2) Photochemical Effects
Photochemical effects occur when absorbed laser energy is converted into chemical energy, leading to chemical reactions. Main types include photolysis, photo-oxidation, photopolymerization, and photosensitization. In ophthalmic practice, photolysis and photosensitization are commonly encountered. An example of photolysis is the 193 nm ArF excimer laser used as a "cold scalpel" to break molecular bonds for corneal photoablation. A typical example of photosensitization is photodynamic therapy used to treat retinoblastoma.
3) Electromagnetic Field Effects
Light is an oscillating electromagnetic wave. Biological effects caused by interactions between tissues and electromagnetic fields in the optical range are referred to as electromagnetic field effects of light, primarily related to strong electric fields. For ordinary light, power density is low and electric field bioeffects are negligible. However, laser energy can be highly concentrated spatially, and techniques such as Q-switching and mode-locking can also concentrate it temporally, producing significant electric field intensities and observable biological effects.
4) Photomechanical (Photopressure) Effects
Lasers at certain power densities can produce photomechanical or photopressure effects. These pressures can arise from multiple mechanisms, such as radiation pressure, recoil from thermally induced vaporization, thermal expansion, expansion-induced ultrasound, field-induced scattering, and field-induced strain. These photopressure effects can act on ocular structures to produce biological responses.

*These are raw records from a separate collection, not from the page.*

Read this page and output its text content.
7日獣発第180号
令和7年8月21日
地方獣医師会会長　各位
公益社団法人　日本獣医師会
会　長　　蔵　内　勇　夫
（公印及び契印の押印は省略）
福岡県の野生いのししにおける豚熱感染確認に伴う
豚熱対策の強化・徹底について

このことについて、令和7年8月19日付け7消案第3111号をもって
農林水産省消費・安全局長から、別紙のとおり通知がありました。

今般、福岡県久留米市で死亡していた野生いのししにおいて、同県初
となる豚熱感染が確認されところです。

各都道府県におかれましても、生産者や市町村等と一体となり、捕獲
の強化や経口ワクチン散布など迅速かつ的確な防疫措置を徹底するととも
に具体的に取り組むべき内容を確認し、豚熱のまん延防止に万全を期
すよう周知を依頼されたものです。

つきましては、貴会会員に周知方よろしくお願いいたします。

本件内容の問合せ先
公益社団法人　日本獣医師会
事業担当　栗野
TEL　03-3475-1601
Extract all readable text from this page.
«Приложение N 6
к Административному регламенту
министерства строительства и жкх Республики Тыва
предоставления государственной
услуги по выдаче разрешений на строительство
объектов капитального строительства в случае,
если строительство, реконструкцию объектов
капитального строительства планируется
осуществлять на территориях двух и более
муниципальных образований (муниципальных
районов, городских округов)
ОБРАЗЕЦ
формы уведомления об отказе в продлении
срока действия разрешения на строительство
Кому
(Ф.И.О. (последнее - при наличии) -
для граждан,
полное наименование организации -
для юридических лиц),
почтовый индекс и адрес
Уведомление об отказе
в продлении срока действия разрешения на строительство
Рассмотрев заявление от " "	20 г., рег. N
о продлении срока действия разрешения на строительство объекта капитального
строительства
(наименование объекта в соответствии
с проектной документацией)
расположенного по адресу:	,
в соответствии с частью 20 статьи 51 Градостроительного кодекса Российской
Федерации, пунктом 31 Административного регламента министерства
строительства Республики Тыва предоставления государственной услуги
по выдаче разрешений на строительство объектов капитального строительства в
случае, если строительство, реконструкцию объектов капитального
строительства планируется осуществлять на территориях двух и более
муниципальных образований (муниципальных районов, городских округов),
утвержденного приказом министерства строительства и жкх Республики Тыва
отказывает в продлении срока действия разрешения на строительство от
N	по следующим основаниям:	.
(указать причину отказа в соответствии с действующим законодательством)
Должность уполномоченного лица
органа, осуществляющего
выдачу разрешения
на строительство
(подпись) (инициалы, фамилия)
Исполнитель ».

5) Vaporization, Cutting, and Perforation
When high-power-density continuous-wave lasers are absorbed by biological tissue, heating occurs. If temperature reaches around 100°C, tissues with 60%–80% water content begin to boil and generate steam pressure. Because the tissue surface can be sealed like a pressure cooker, continued absorption of laser energy rapidly increases internal temperature and pressure until steam ruptures the surface and ejects material, with tissue fragments carried out by the vapor stream.
In clinical terms, "vaporization" typically refers to surface ablation of lesions or proliferative tissue. Linear vaporization is considered cutting, while point vaporization is considered perforation. For tissues that absorb the applied energy, the depth of vaporization depends on the laser irradiation time and power density.